Special religious instruction (SRI) in state schools has been in the news. The Age reported (17/2) that some principals had objected to volunteer instructors, mostly from Access ministries (AM), coming into their schools. The poor education quality of material used by AM and the disruption to classes were cited as factors. The same paper also told of several parents who had wanted their children excluded from SRI, only to discover later that ‘clerical error’ had placed them in such classes.

 Then came a report (Sunday Age 23/2) that parents with children at Torquay College had objected to material handed out by Access ministries which presented sexual stereotyping and anti-gay views.

Permitting volunteers to enter schools to give instruction in religion, mostly Christianity, has been allowed via a section of the Victorian Education Act. Since the 1970s HSV has had a policy of wanting this section of the Act removed and provision made for ‘comparative world-views’ to be taught within the school curriculum by trained teachers. Although the Russell Inquiry into religion in schools made this recommendation in 1974, the practice of permitting outsiders to give weekly classes in religion has continued in Victoria.

Frustrated with the lack of action on this matter, some years ago an HSV member, Harry Gardner, proposed a secular ethics course particularly for the children of parents who have chosen to exclude them from SRI. Harry had years of experience visiting schools to entertain and inform students with simple science experiments, through use of puppets and story-telling. Building on this earlier work Harry put together a week-by-week course on practical ethics, intended as an alternative to SRI.

Although this course was not approved for school use it did cause several parents, who had opted their children out of SRI classes, to take a case to VCAT claiming discrimination. While this case was not upheld it led to the Education Department changing the way parents chose SRI from ‘opt out’ to ‘opt in’. Since this change to ‘opt in’ there has been a decline in children taking SRI by almost a third.

Not surprisingly, with numbers falling, Access ministries has sought clarification, on what it claims are its right to teach their program in schools. Currently AM is the largest provider of SRI (81% of students) and the only religious grouping given government funding for this purpose. Several minority religions, e.g. Baha’i and Buddhism, teach SRI without government funding.

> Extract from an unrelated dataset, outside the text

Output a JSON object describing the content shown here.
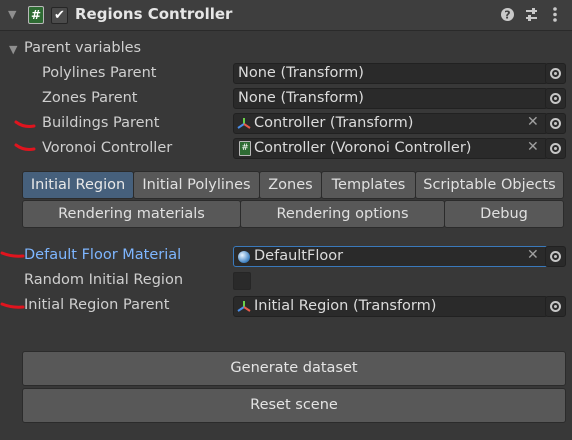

Following media coverage and agitation from Access ministries, the Education Minister, Martin Dixon, plans to issue a directive aimed at clarifying any confusion. This directive, says the Minister, will be based on the relevant section of the Education and Training Reform Act 2006.

Parents Victoria had petitioned the government to remove religious instruction from schools hours without success. Their executive officer said, Parents Victoria ‘believe the teaching of a particular religion should be a family responsibility, not that of the school.’

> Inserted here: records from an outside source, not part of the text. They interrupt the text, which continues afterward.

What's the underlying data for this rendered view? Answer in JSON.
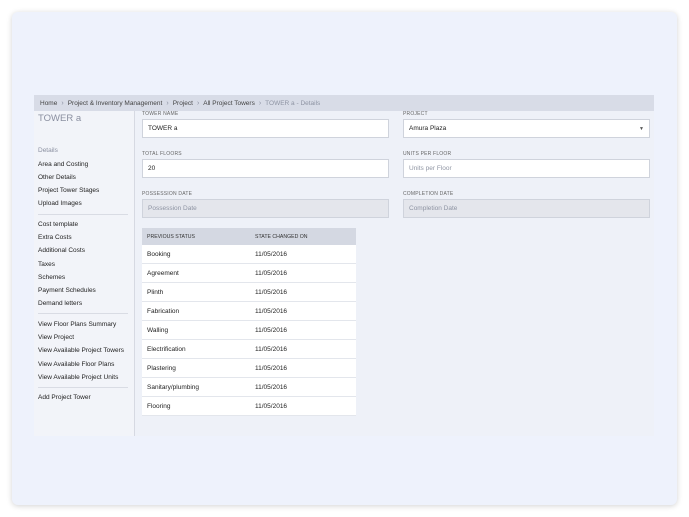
{
  "breadcrumb": {
    "items": [
      "Home",
      "Project & Inventory Management",
      "Project",
      "All Project Towers"
    ],
    "current": "TOWER a - Details"
  },
  "sidebar": {
    "title": "TOWER a",
    "group1": [
      "Details",
      "Area and Costing",
      "Other Details",
      "Project Tower Stages",
      "Upload Images"
    ],
    "group2": [
      "Cost template",
      "Extra Costs",
      "Additional Costs",
      "Taxes",
      "Schemes",
      "Payment Schedules",
      "Demand letters"
    ],
    "group3": [
      "View Floor Plans Summary",
      "View Project",
      "View Available Project Towers",
      "View Available Floor Plans",
      "View Available Project Units"
    ],
    "group4": [
      "Add Project Tower"
    ]
  },
  "form": {
    "tower_name_label": "TOWER NAME",
    "tower_name_value": "TOWER a",
    "project_label": "PROJECT",
    "project_value": "Amura Plaza",
    "total_floors_label": "TOTAL FLOORS",
    "total_floors_value": "20",
    "units_per_floor_label": "UNITS PER FLOOR",
    "units_per_floor_placeholder": "Units per Floor",
    "possession_date_label": "POSSESSION DATE",
    "possession_date_placeholder": "Possession Date",
    "completion_date_label": "COMPLETION DATE",
    "completion_date_placeholder": "Completion Date"
  },
  "status_table": {
    "headers": [
      "PREVIOUS STATUS",
      "STATE CHANGED ON"
    ],
    "rows": [
      [
        "Booking",
        "11/05/2016"
      ],
      [
        "Agreement",
        "11/05/2016"
      ],
      [
        "Plinth",
        "11/05/2016"
      ],
      [
        "Fabrication",
        "11/05/2016"
      ],
      [
        "Walling",
        "11/05/2016"
      ],
      [
        "Electrification",
        "11/05/2016"
      ],
      [
        "Plastering",
        "11/05/2016"
      ],
      [
        "Sanitary/plumbing",
        "11/05/2016"
      ],
      [
        "Flooring",
        "11/05/2016"
      ]
    ]
  },
  "icons": {
    "breadcrumb_separator": "chevron-right-icon",
    "select_caret": "caret-down-icon"
  }
}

Meanwhile the president of the Victorian Principal Association has said that with half a grade taking SRI and half not, there ‘can be a difficult logistical challenge’, as schools were not permitted to teach the regular curriculum while some students took part in religious instruction.

A further spin-off from the public discussion on this topic led the Wheeler Centre in partnership with the St James Ethics Centre to co-sponsor a debate, ‘Faith-based religious education has no place in public schools.’ This was held in the Melbourne Town Hall on Wednesday 26 February. The ‘for’ side was led by Marion Maddox, author of God under Howard and Taking God to Schools; ‘against’ was led by journalist Nick Cater.

Although the two sides differed on the value of faith-based SRI, both sides supported a professionally taught course in comparative religion, showing considerable common ground by all speakers.

In summary, with increasing number of parents opting their children out of SRI, Parents Victoria requesting the removal of SRI from school hours, many principal wanting to exclude SRI, and a growing agitation for professionally taught ‘comparative religion/ beliefs’ within the curriculum, the Minister’s directive will be awaited with great interest.